Are these the worst video games that lied to us?
Lies are the basis of all my relationships, at least little white ones. However, I’m not sure I would like someone being conned out of their hard-earned cash like too many publishers have done to gamers before…
Anyway, before the internet and everyone’s love-hate relationship with social media, video game companies only really had one way to market games; the box art. In fact, there have been so many games that had incredible box art, but when it came to the actual game, it was totally awful. Yes, we’re looking at you, Saboteur.
Though, in recent times thanks to the marketing machine, video games are now massively hyped to the point in which they blatantly lie to us, and here are five of the worst offenders:
1. No Man’s Sky
Remember when we listed this in the worst video game launches of all time? Yeah, well this totally applies here as well. Once again, it was an ambitious attempt from the small UK developer, but they failed.
If you don’t believe us, here is a list of everything they missed out:
- Planetary physics
- Ship classes with meaningful differentiation
- Faction reputation with meaningful gameplay impact
- Homogenous resource availability
- Asteroid landings
- Space station and fleet destruction
- Large fleets
- Travelling freighters
- Large scale battles the player can join
- In-atmosphere battles
- NPCs outside trading posts and other docks
- Ringed planets
- Sand planets
- Flying between stars (as opposed to warping via the Galactic interface)
- Complex creature behaviour including environmental interaction
- Points of interest such as large structures and crashed freighters
- Hacking locked doors
- Radio chatter
- Interaction with other players
Yeah… quite a lot.
Ah, Peter Molyneux, he cannot help himself, can he? It has been almost every game of late that he gets involved in.
Just take everything he says with a pinch of salt because the fact of the matter is, it won’t be like that in the game. However, Fable might be the worst crime he made. Sure it was a decent game but compared to what he promised it was basically a polished turd.
He claimed there would be a huge dynamic world that changed on every action of the player. NPC’s that changed their mind on what players got up to.
Did we get that? Nope, we got an average RPG which your aunty would end up buying you for Christmas.
3. Mighty No.9
I’ll be honest, I was excited about this game. Yep, even I can fall for the hype machine and instantly regret my purchase.
Led by Keiji Inafune and promoted as a spiritual successor to MegaMan, the Kickstarter was funded by so many people. However, those people (including me) found out their money wasn’t going straight on the game but also on a live-action anime and another project.
When the game did come out all we got was a mediocre platformer that looked more like it was form the 90s than 2016. For video games that lied to us, Mighty No. 9 is just a p*** take.
4. Brutal Legend
The demo of this was fantastic, and all the promotional footage looked brilliant, even though it starred Jack Black.
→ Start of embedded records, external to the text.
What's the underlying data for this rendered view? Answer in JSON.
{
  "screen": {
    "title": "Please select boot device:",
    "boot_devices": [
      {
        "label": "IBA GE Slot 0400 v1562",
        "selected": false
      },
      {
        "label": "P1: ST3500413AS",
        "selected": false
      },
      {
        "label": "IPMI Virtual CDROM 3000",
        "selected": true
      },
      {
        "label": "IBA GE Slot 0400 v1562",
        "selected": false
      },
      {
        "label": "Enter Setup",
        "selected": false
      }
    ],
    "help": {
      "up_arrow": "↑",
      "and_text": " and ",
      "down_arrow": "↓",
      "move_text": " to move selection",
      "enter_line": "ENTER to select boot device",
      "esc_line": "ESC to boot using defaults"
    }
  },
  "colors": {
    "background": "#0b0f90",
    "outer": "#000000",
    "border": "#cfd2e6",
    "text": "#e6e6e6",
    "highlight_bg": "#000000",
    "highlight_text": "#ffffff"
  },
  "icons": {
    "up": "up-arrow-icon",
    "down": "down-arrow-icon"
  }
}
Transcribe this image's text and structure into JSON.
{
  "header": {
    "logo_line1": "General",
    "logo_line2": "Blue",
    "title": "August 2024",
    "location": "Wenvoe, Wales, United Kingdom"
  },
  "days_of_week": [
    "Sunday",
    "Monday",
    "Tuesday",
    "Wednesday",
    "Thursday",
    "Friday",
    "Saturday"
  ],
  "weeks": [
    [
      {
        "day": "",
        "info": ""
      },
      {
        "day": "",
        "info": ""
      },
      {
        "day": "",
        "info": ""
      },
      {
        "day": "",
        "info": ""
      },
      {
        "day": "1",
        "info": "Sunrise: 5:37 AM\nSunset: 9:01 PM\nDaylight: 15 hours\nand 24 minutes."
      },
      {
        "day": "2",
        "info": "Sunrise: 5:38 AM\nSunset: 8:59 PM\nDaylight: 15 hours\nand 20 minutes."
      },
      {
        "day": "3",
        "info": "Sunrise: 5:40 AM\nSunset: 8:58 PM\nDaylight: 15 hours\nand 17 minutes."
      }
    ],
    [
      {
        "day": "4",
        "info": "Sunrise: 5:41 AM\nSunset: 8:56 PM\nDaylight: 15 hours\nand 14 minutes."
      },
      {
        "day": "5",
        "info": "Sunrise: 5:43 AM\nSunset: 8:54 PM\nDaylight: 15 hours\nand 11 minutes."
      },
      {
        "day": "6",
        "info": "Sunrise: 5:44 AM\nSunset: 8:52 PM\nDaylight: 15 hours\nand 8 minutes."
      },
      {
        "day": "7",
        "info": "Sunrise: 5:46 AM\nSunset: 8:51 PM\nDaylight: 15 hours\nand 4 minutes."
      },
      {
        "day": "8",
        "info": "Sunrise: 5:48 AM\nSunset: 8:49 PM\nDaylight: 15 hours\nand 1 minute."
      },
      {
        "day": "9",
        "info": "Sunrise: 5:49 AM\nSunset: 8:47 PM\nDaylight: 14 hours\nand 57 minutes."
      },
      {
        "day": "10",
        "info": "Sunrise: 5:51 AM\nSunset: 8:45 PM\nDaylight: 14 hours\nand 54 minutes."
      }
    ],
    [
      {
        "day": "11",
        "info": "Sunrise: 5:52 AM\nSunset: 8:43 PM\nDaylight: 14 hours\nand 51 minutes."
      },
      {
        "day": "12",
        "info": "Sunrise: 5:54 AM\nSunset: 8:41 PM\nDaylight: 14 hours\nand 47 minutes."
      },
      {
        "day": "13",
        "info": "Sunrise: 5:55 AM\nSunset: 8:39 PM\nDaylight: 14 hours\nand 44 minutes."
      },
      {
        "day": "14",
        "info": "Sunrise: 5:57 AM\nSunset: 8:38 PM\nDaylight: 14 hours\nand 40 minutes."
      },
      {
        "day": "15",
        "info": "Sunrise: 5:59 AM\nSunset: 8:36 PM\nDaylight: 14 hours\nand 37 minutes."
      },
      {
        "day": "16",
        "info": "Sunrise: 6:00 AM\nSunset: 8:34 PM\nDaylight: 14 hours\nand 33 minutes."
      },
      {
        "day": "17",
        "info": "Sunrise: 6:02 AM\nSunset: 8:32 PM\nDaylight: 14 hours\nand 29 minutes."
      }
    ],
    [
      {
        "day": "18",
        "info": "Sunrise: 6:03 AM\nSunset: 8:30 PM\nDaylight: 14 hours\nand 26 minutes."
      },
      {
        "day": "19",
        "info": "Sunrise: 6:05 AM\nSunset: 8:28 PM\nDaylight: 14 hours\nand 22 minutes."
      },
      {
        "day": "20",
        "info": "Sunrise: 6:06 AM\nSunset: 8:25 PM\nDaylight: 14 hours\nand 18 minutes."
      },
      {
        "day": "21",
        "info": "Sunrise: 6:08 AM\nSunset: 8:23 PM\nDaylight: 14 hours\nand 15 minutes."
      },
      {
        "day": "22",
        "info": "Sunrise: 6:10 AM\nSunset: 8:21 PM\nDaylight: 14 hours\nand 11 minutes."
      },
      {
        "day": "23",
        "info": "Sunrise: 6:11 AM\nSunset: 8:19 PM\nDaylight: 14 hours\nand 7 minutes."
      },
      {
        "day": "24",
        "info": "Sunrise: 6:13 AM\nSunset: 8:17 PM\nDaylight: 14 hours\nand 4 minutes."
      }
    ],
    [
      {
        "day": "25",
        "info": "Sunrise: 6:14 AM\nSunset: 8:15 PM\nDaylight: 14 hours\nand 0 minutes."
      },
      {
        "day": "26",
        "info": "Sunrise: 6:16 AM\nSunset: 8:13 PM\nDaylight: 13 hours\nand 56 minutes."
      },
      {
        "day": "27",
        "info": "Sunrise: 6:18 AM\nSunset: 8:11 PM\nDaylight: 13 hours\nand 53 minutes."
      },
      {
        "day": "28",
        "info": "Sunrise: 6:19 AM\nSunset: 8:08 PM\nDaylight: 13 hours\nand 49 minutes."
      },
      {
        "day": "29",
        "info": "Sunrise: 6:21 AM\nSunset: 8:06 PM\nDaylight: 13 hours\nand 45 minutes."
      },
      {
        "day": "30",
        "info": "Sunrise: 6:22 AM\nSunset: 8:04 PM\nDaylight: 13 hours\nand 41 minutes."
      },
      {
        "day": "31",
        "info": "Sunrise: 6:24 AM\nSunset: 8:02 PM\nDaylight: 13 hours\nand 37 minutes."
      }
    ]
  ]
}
A game where you were a metal head and got to fight a massive devil.
However, there was a big flaw in the promo footage… it was ‘carefully’ selected to show no Real-Time Strategy parts. The RTS turned out to be the main part of the game, and if you fell for the clever advertising, then your dream of being a metal god was over.
5. Aliens: Colonial Marines
What a steaming pile this hot mess was, seriously.
Though, falling for this one was okay simply because we all want a great game from the Alien franchise, as it is just ripe for adapting. The promotional footage certainly bigged it up, with pre-rendered footage shown as actual gameplay, making it look fantastic.
The game we got was just horrid. Terrible graphics, more bugs than an entomologists office and half-baked ideas.
Things were so bad that a lawsuit for $1,250,000 was filed and SEGA just decided to cut their losses. As video games that lied to us go, this one is probably the worst.